Chocolate beans went into the barns at one end of the factory, were mashed
into paste the old-fashioned way – by chanting barefooted foreigners stomping
on them in great vats – and then sent down an assembly line on leather belts
to be shaped, stamped, packaged and boxed. Between 1832 and 1890, more than
4,000 people worked each of the twelve-hour shifts at the plant, turning out
untold millions of chocolate items, from bars to kisses — yes, Sagaponack
Kisses wrapped in wax paper – to the pride of the Sagaponacko enterprise –
the Sagg Chocolate Easter Bunny, which legend has it was invented when Emil
saw a local rabbit carried off and eaten by one of the many large sea birds
that inhabit the coastline here.
If the Sagaponackos were hard men with a dollar, Milton Hershey, who worked
here for a number of years learning the trade before founding his own company
in Pennsylvania, had a more enlightened approach to employer-employee
relations. Stung by the way he was treated as a pot scrubber in the
Sagaponacko household, he vowed to build a chocolate town that would provide
the workers with schools, libraries, hospitals, museums and minor league
baseball stadiums so that, when not working, they could find other ways to
amuse and better themselves. That he succeeded at this is a testament to the
town he founded, and to the trust he set up for the profits of the company,
which were to fund these enterprises. Turned out that in the small print of
this trust, the only thing that the trust had a mandate to protect for more
than fifty years was the high school. In the announcement this past week, it
was noted that the high school has an endowment of nearly $2.5 billion,
making it by far the richest high school in the nation.
As for the Sagaponackos, Boris never married and died a broken man. He
refused to change with the times and continued to believe that his underpaid,
undereducated workers could compete with those in Hershey, Pennsylvania,
until the final creditor came in and took away the giant clock that had been
erected on the roof of the factory to automatically sound a piercing whistle
at eight a.m., noon, twelve-thirty and eight p.m., calling the workers of the
two shifts to their duties. It had been the pride of the company.

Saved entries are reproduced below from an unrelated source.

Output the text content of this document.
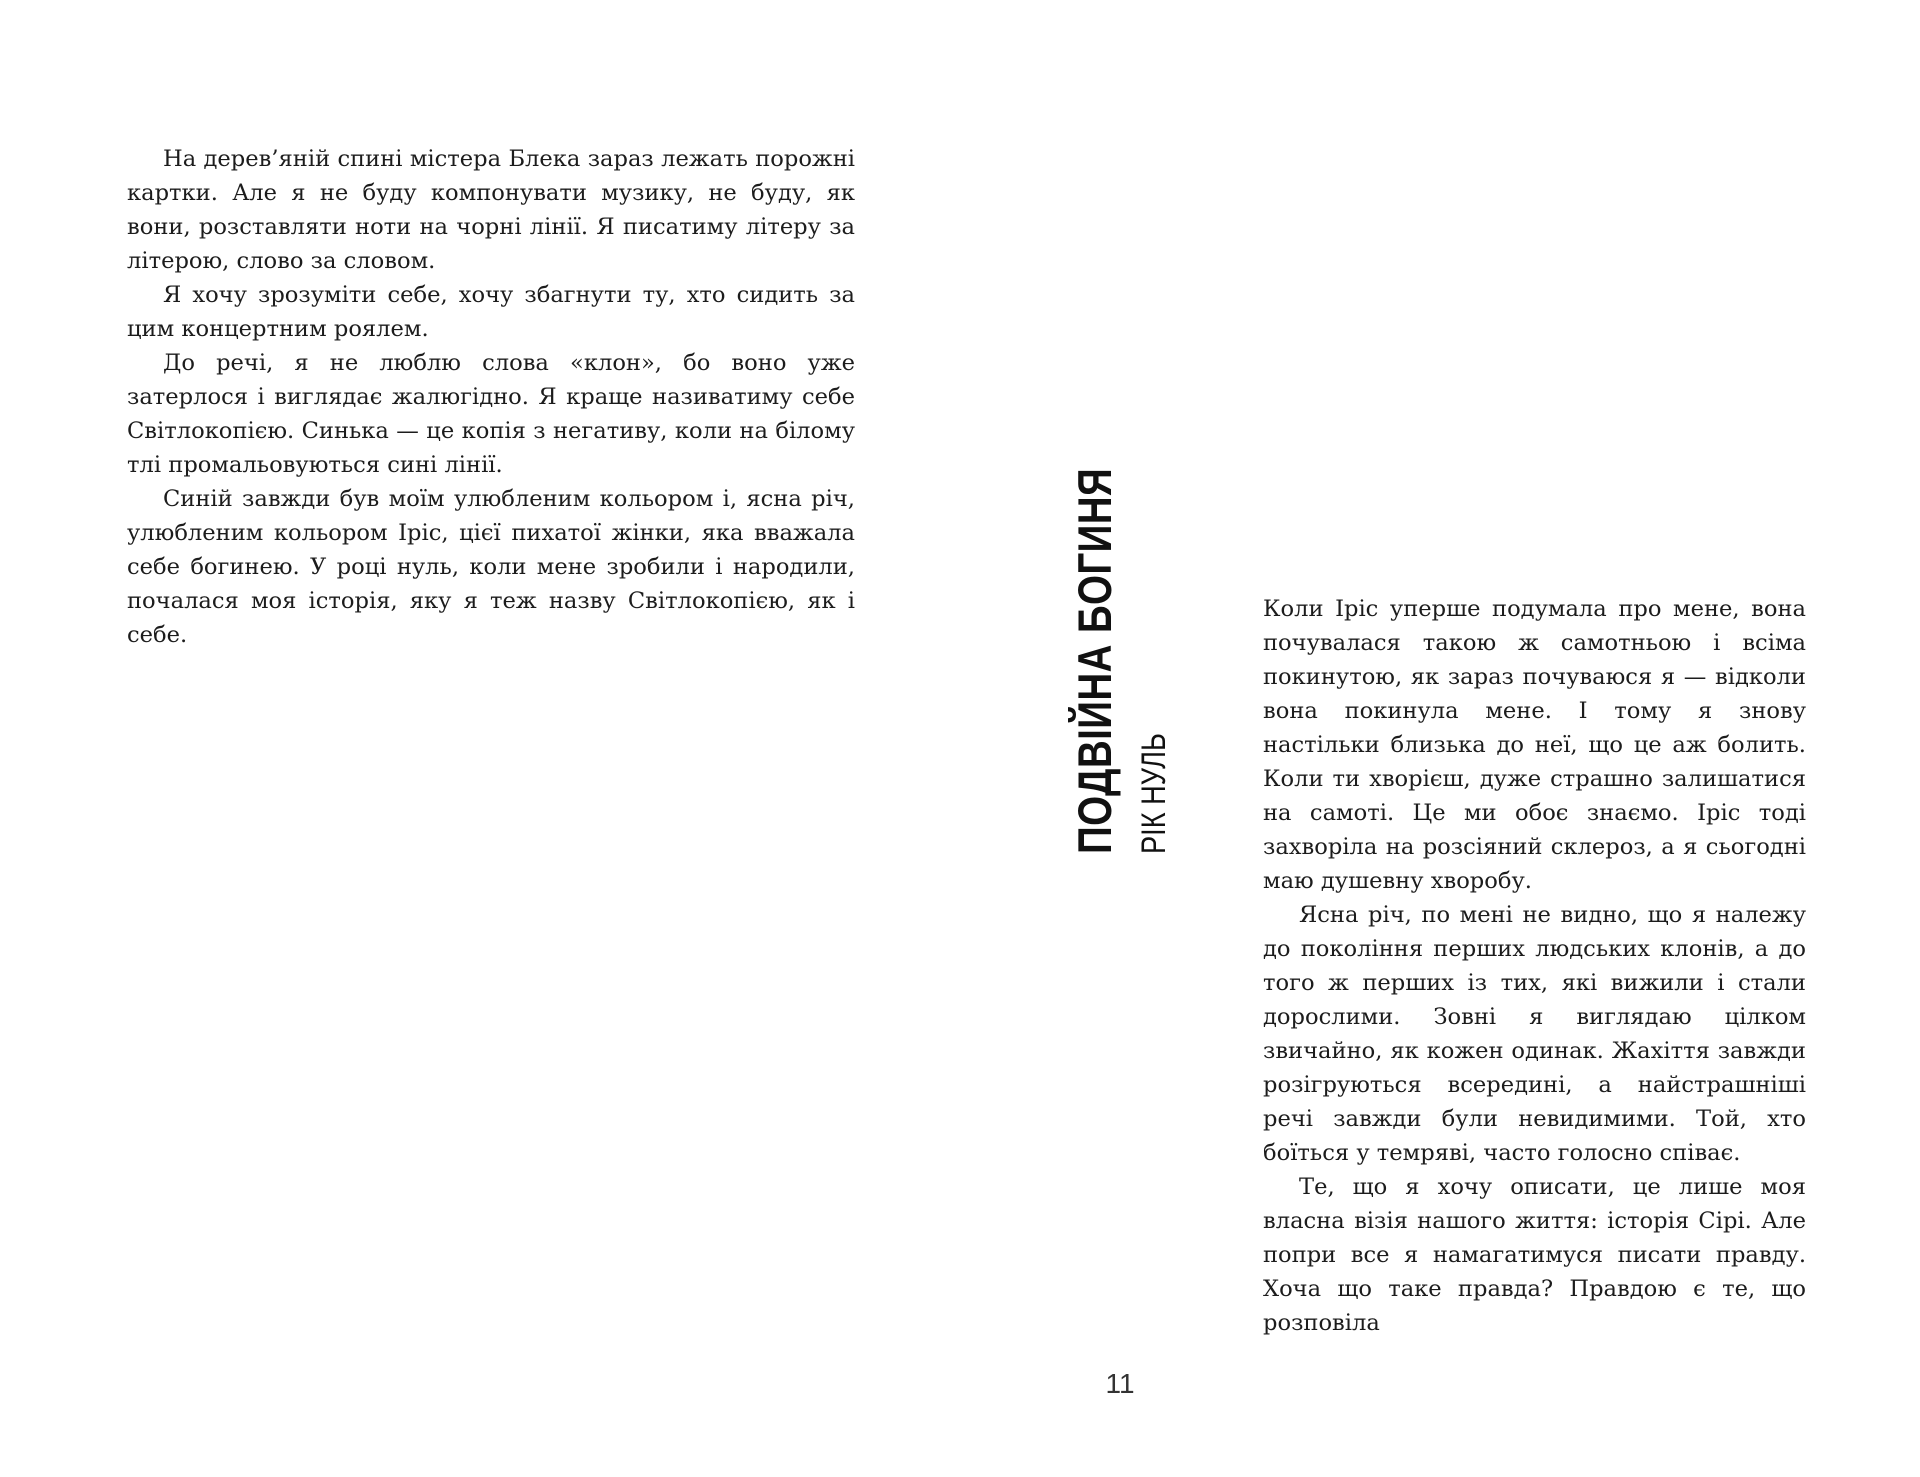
На дерев’яній спині містера Блека зараз лежать порожні картки. Але я не буду компонувати музику, не буду, як вони, розставляти ноти на чорні лінії. Я писатиму літеру за літерою, слово за словом.

Я хочу зрозуміти себе, хочу збагнути ту, хто сидить за цим концертним роялем.

До речі, я не люблю слова «клон», бо воно уже затерлося і виглядає жалюгідно. Я краще називатиму себе Світлокопією. Синька — це копія з негативу, коли на білому тлі промальовуються сині лінії.

Синій завжди був моїм улюбленим кольором і, ясна річ, улюбленим кольором Іріс, цієї пихатої жінки, яка вважала себе богинею. У році нуль, коли мене зробили і народили, почалася моя історія, яку я теж назву Світлокопією, як і себе.	ПОДВІЙНА БОГИНЯ РІК НУЛЬ

Коли Іріс уперше подумала про мене, вона почувалася такою ж самотньою і всіма покинутою, як зараз почуваюся я — відколи вона покинула мене. І тому я знову настільки близька до неї, що це аж болить. Коли ти хворієш, дуже страшно залишатися на самоті. Це ми обоє знаємо. Іріс тоді захворіла на розсіяний склероз, а я сьогодні маю душевну хворобу.

Ясна річ, по мені не видно, що я належу до покоління перших людських клонів, а до того ж перших із тих, які вижили і стали дорослими. Зовні я виглядаю цілком звичайно, як кожен одинак. Жахіття завжди розігруються всередині, а найстрашніші речі завжди були невидимими. Той, хто боїться у темряві, часто голосно співає.

Те, що я хочу описати, це лише моя власна візія нашого життя: історія Сірі. Але попри все я намагатимуся писати правду. Хоча що таке правда? Правдою є те, що розповіла

11
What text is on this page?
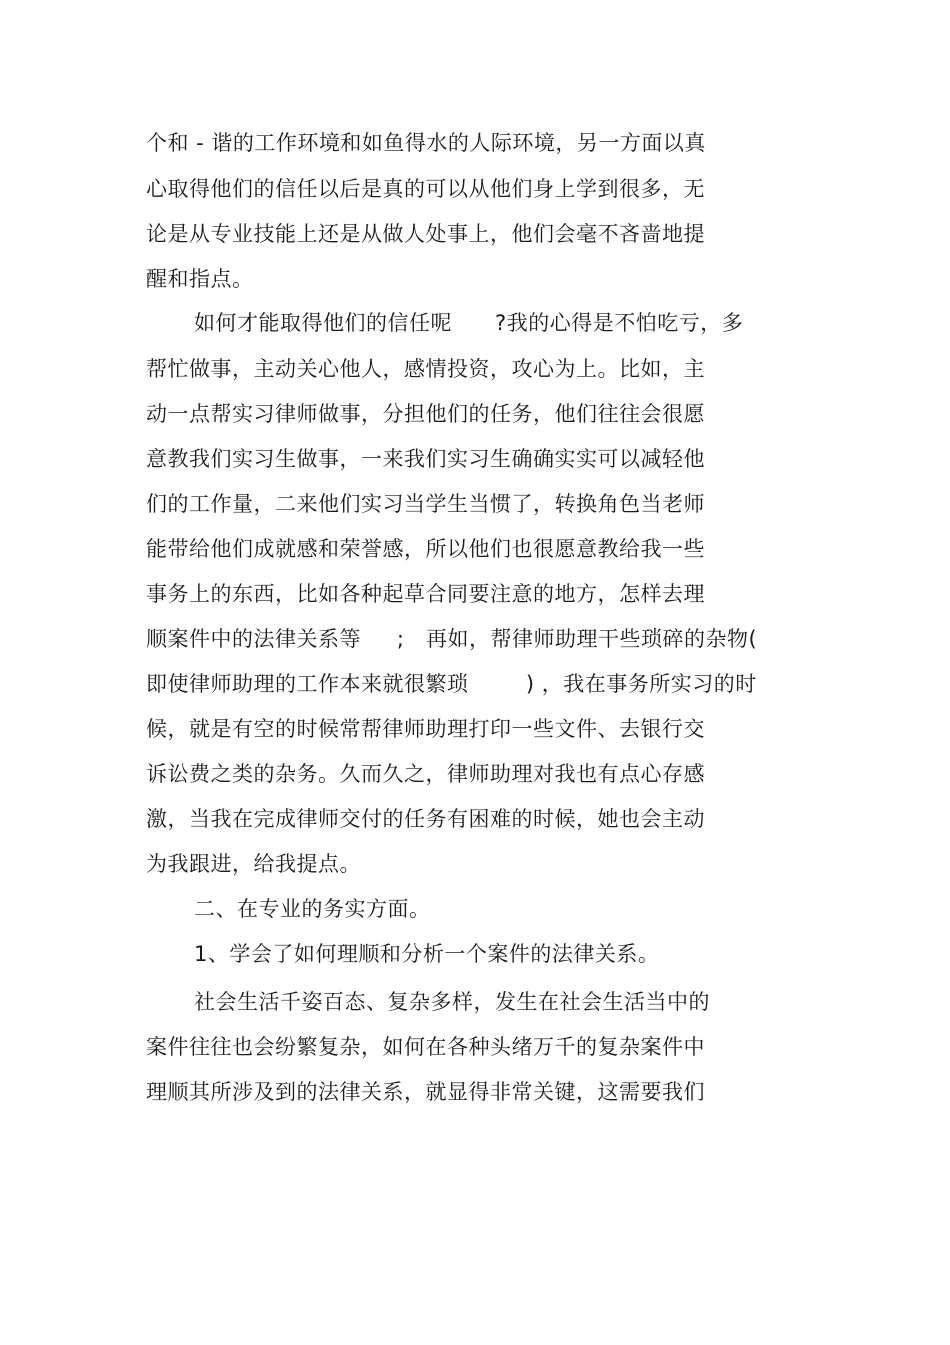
个和 - 谐的工作环境和如鱼得水的人际环境，另一方面以真
心取得他们的信任以后是真的可以从他们身上学到很多，无
论是从专业技能上还是从做人处事上，他们会毫不吝啬地提
醒和指点。
如何才能取得他们的信任呢      ?我的心得是不怕吃亏，多
帮忙做事，主动关心他人，感情投资，攻心为上。比如，主
动一点帮实习律师做事，分担他们的任务，他们往往会很愿
意教我们实习生做事，一来我们实习生确确实实可以减轻他
们的工作量，二来他们实习当学生当惯了，转换角色当老师
能带给他们成就感和荣誉感，所以他们也很愿意教给我一些
事务上的东西，比如各种起草合同要注意的地方，怎样去理
顺案件中的法律关系等     ;   再如，帮律师助理干些琐碎的杂物(
即使律师助理的工作本来就很繁琐        ) ，我在事务所实习的时
候，就是有空的时候常帮律师助理打印一些文件、去银行交
诉讼费之类的杂务。久而久之，律师助理对我也有点心存感
激，当我在完成律师交付的任务有困难的时候，她也会主动
为我跟进，给我提点。
二、在专业的务实方面。
1、学会了如何理顺和分析一个案件的法律关系。
社会生活千姿百态、复杂多样，发生在社会生活当中的
案件往往也会纷繁复杂，如何在各种头绪万千的复杂案件中
理顺其所涉及到的法律关系，就显得非常关键，这需要我们
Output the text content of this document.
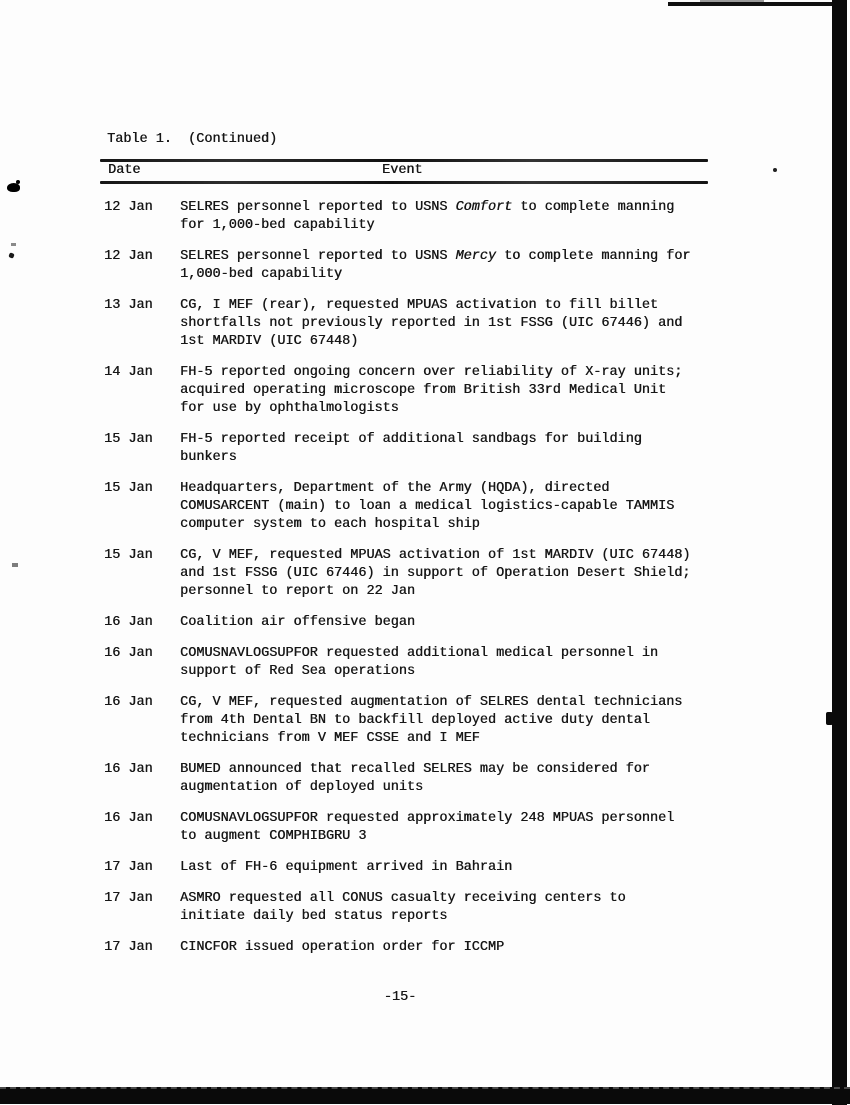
Table 1.  (Continued)
Date	Event
12 Jan	SELRES personnel reported to USNS Comfort to complete manning
for 1,000-bed capability
12 Jan	SELRES personnel reported to USNS Mercy to complete manning for
1,000-bed capability
13 Jan	CG, I MEF (rear), requested MPUAS activation to fill billet
shortfalls not previously reported in 1st FSSG (UIC 67446) and
1st MARDIV (UIC 67448)
14 Jan	FH-5 reported ongoing concern over reliability of X-ray units;
acquired operating microscope from British 33rd Medical Unit
for use by ophthalmologists
15 Jan	FH-5 reported receipt of additional sandbags for building
bunkers
15 Jan	Headquarters, Department of the Army (HQDA), directed
COMUSARCENT (main) to loan a medical logistics-capable TAMMIS
computer system to each hospital ship
15 Jan	CG, V MEF, requested MPUAS activation of 1st MARDIV (UIC 67448)
and 1st FSSG (UIC 67446) in support of Operation Desert Shield;
personnel to report on 22 Jan
16 Jan	Coalition air offensive began
16 Jan	COMUSNAVLOGSUPFOR requested additional medical personnel in
support of Red Sea operations
16 Jan	CG, V MEF, requested augmentation of SELRES dental technicians
from 4th Dental BN to backfill deployed active duty dental
technicians from V MEF CSSE and I MEF
16 Jan	BUMED announced that recalled SELRES may be considered for
augmentation of deployed units
16 Jan	COMUSNAVLOGSUPFOR requested approximately 248 MPUAS personnel
to augment COMPHIBGRU 3
17 Jan	Last of FH-6 equipment arrived in Bahrain
17 Jan	ASMRO requested all CONUS casualty receiving centers to
initiate daily bed status reports
17 Jan	CINCFOR issued operation order for ICCMP
-15-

The great chocolate factory with its eleven smokestacks stood idle for the
rest of the nineteenth century until a great fire, started by a bolt of
lightning, leveled the place in 1901. Today, nothing at all remains in
Sagaponack of the factory – local children made quick work of the melted
chocolate bars – and the giant Sagaponacko mansion, vacant for all these
years, is finally being torn down. You can see the workmen up on the roof
today, beginning the careful disassembly by taking down the chimneys and the
roof tiles, all imported from Zitz.
For many years after the factory closed, Sagaponack thrived as a series of
potato farms – they say the remnants of the chocolate beans gave Sagaponack
potatoes a very distinctive taste – but in more recent times, the farms have
given way to large and expensive homes on three and five acre lots – the
trophy houses of the rich of Manhattan.
Perhaps the best place to get a sense of what it must have been like when
this community was thriving with the chocolate industry is to go to Sag
Harbor and see the great widows’ walks on the roofs of the private residences
there, where the wives of the captains of the fleet of Sagaponacko ships
paced back and forth, waiting to get the first glimpse of their husbands
coming through the harbor entrance in their four-masted schooners, flags
flying, sails flapping and – if the wind was right – preceded by the smell
of that delicious Sagaponack chocolate.